CEO turnover remained elevated in 2025, and a notable number of departures were prompted by activist investor campaigns. In fact, according to the latest available research, the year was on track to see a record high number of CEOs leaving under activist pressure, nearly surpassing the peak seen in 2024. Layering a disruptive leadership change on top of business uncertainty rarely delivers the outcomes that boards, shareholders, or activists want. Rather than reacting hastily to external pressure, boards are emphasizing a measured, long-term focus on resilience.

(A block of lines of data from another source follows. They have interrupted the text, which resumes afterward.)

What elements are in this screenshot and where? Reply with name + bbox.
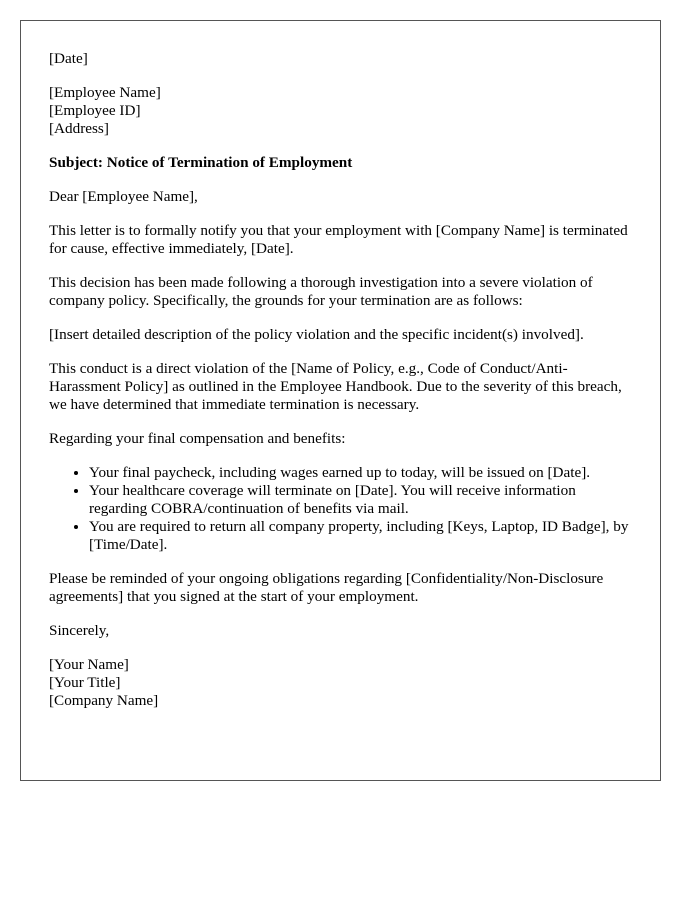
list-item: • Your healthcare coverage will terminate on [Date]. You will receive information regarding COBRA/continuation of benefits via mail. <box>89 482 632 518</box>
list-item: • Your final paycheck, including wages earned up to today, will be issued on [Date]. <box>89 464 632 482</box>
signature-company: [Company Name] <box>49 692 159 709</box>
benefits-list <box>49 464 632 554</box>
recipient-id: [Employee ID] <box>49 102 141 119</box>
paragraph-decision: This decision has been made following a thorough investigation into a severe violation of company policy. Specifically, the grounds for your termination are as follows: <box>49 274 593 309</box>
recipient-address: [Address] <box>49 120 109 137</box>
signature-name: [Your Name] <box>49 656 129 673</box>
signature-title: [Your Title] <box>49 674 121 691</box>
paragraph-conduct: This conduct is a direct violation of the [Name of Policy, e.g., Code of Conduct/Anti-Harassment Policy] as outlined in the Employee Handbook. Due to the severity of this breach, we have determined that immediate termination is necessary. <box>49 360 622 413</box>
paragraph-intro: This letter is to formally notify you that your employment with [Company Name] is terminated for cause, effective immediately, [Date]. <box>49 222 628 257</box>
recipient-name: [Employee Name] <box>49 84 161 101</box>
salutation: Dear [Employee Name], <box>49 188 198 205</box>
signature-block <box>49 656 632 710</box>
letter-date: [Date] <box>49 50 88 67</box>
letter-document <box>20 20 661 781</box>
paragraph-obligations: Please be reminded of your ongoing obligations regarding [Confidentiality/Non-Disclosure agreements] that you signed at the start of your employment. <box>49 570 604 605</box>
closing: Sincerely, <box>49 622 110 639</box>
recipient-block <box>49 84 632 138</box>
paragraph-description: [Insert detailed description of the policy violation and the specific incident(s) involved]. <box>49 326 584 343</box>
letter-subject: Subject: Notice of Termination of Employment <box>49 154 353 171</box>
paragraph-compensation-intro: Regarding your final compensation and benefits: <box>49 430 346 447</box>
list-item: • You are required to return all company property, including [Keys, Laptop, ID Badge], by [Time/Date]. <box>89 518 632 554</box>
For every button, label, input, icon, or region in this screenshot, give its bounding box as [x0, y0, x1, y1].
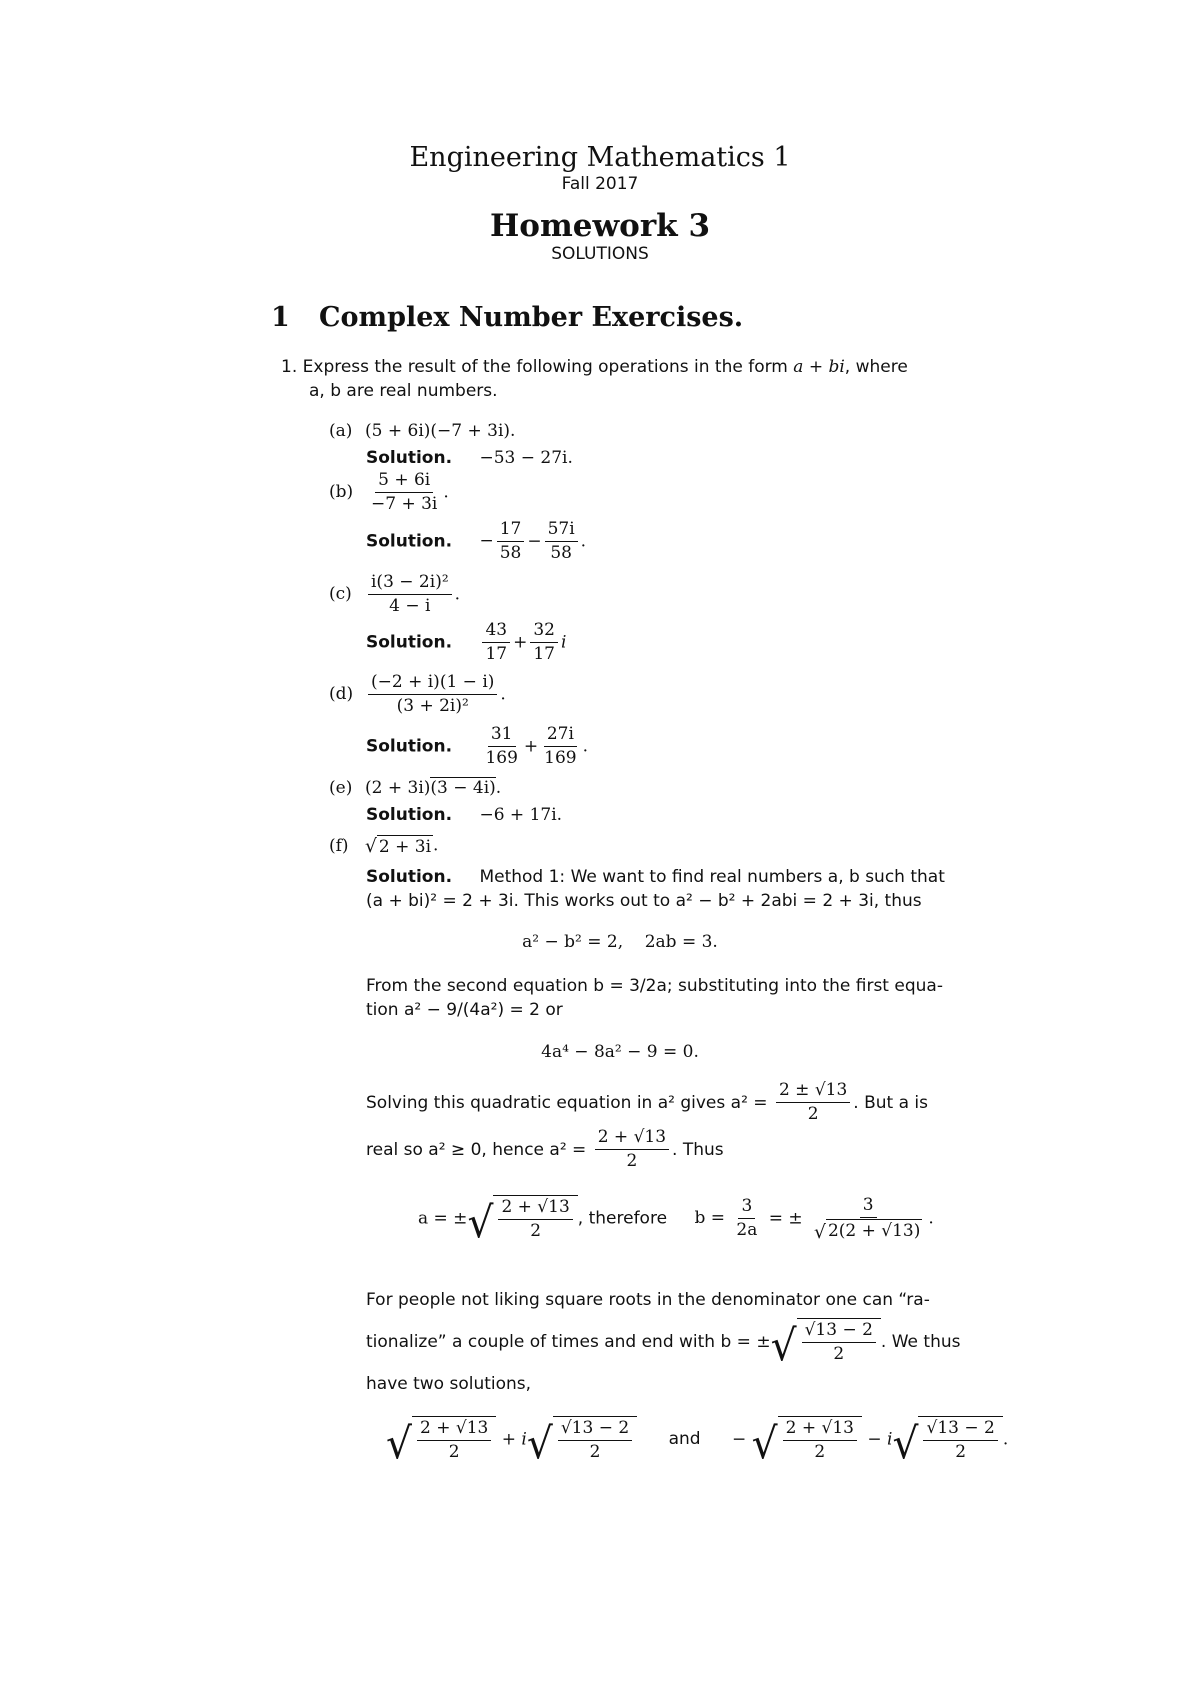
part-a	[329, 421, 515, 441]
denominator: 2a	[736, 1220, 758, 1241]
denominator: 17	[533, 644, 555, 665]
course-title: Engineering Mathematics 1	[409, 142, 791, 173]
prompt-text-end: , where	[844, 357, 908, 377]
fraction	[558, 1418, 632, 1464]
numerator: 32	[530, 620, 558, 643]
label-f: (f)	[329, 835, 349, 856]
numerator: √13 − 2	[802, 1320, 876, 1343]
method-line4: tion a² − 9/(4a²) = 2 or	[366, 1000, 563, 1020]
method-text: Method 1: We want to find real numbers a, b such that	[479, 867, 945, 887]
numerator: 57i	[545, 519, 578, 542]
root-equation: a = ± √ $\frac{2 + √13}{2}$ , therefore b = $\frac{3}{2a}$ = ± 3 √ 2(2 + √13) .	[418, 1195, 934, 1248]
denominator: 58	[550, 543, 572, 564]
homework-title: Homework 3	[489, 208, 711, 244]
fraction	[530, 620, 558, 666]
denominator: 17	[485, 644, 508, 665]
method-line9: have two solutions,	[366, 1374, 532, 1394]
text: . We thus	[880, 1331, 961, 1352]
solution-label: Solution.	[366, 531, 453, 552]
text: , therefore	[577, 1208, 668, 1229]
part-b: (b) $\frac{5 + 6i}{-7 + 3i}$ .	[329, 470, 449, 515]
part-d-solution: Solution. $\frac{31}{169}$ + $\frac{27i}{169}$ .	[366, 724, 589, 769]
denominator: 2	[955, 1442, 967, 1463]
part-a-expr: (5 + 6i)(−7 + 3i).	[365, 421, 516, 441]
method-line1	[366, 867, 945, 887]
problem-prompt-line2: a, b are real numbers.	[309, 381, 498, 401]
part-b-solution: Solution. − $\frac{17}{58}$ − $\frac{57i}{58}$ .	[366, 519, 587, 564]
denominator: 2	[530, 1221, 542, 1242]
fraction	[811, 1195, 925, 1243]
fraction	[482, 620, 510, 666]
text: real so a² ≥ 0, hence a² =	[366, 1139, 587, 1160]
denominator: 2	[807, 1104, 819, 1125]
method-line2: (a + bi)² = 2 + 3i. This works out to a² − b² + 2abi = 2 + 3i, thus	[366, 891, 922, 911]
denominator: 2	[626, 1151, 638, 1172]
label-a: (a)	[329, 421, 353, 441]
solution-label: Solution.	[366, 632, 453, 653]
numerator: i(3 − 2i)²	[368, 572, 452, 595]
fraction	[417, 1418, 491, 1464]
text: b =	[694, 1208, 725, 1229]
denominator: 2	[814, 1442, 826, 1463]
problem-number: 1.	[281, 357, 298, 377]
sqrt: √ $\frac{√13 - 2}{2}$	[527, 1416, 637, 1464]
numerator: 2 ± √13	[776, 1080, 850, 1103]
label-b: (b)	[329, 482, 354, 503]
numerator: 3	[738, 1196, 755, 1219]
sqrt: √ $\frac{√13 - 2}{2}$	[892, 1416, 1002, 1464]
numerator: 43	[482, 620, 510, 643]
problem-prompt-line1	[281, 357, 908, 377]
numerator: √13 − 2	[923, 1418, 997, 1441]
part-c-solution: Solution. $\frac{43}{17}$ + $\frac{32}{17}$ i	[366, 620, 567, 665]
fraction	[541, 724, 579, 770]
numerator: 2 + √13	[595, 1127, 669, 1150]
text: Solving this quadratic equation in a² gives a² =	[366, 1092, 768, 1113]
denominator: 4 − i	[389, 596, 431, 617]
text: tionalize” a couple of times and end with b = ±	[366, 1331, 771, 1352]
section-heading	[271, 302, 743, 333]
fraction	[498, 1197, 572, 1243]
numerator: √13 − 2	[558, 1418, 632, 1441]
subtitle: SOLUTIONS	[551, 244, 649, 264]
numerator: 27i	[544, 724, 577, 747]
radicand: 2 + 3i	[378, 837, 432, 857]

The high rate of CEO turnover is a wake-up call for boards to strengthen their succession plans. Preparing the next generation of leadership is a strategic imperative. Every board should have a structured CEO succession process that covers both emergency interim replacements and long-term successors, aligned with the company’s strategy. This involves defining the skills and qualities the next CEO will need to execute the company’s vision, continually cultivating a pipeline of potential candidates, and regularly reviewing progress on leadership development.

Equally important is normalizing open dialogue about succession. CEO succession should be a recurring topic on the board’s agenda (including candid conversations with the current CEO about eventual transition plans). By making succession planning an ongoing discussion, the board can reduce stigma and make sure it is prepared whenever a change at the top becomes necessary. In short, a board that treats CEO succession as a continuous priority (not a one-time event) will be far better positioned to maintain stability through leadership changes.

Takeaways for the board:

  • Make CEO succession and leadership development a standing board agenda item: regularly review and nurture a pipeline of potential leaders, and hold open, ongoing discussions with the current CEO so the topic is destigmatized, and the board has ready candidates when a transition is needed.
  • Periodically review the desired leadership profile to reflect changes in market conditions, stakeholder expectations, and long-term business priorities, preparing the next CEO to lead the company forward.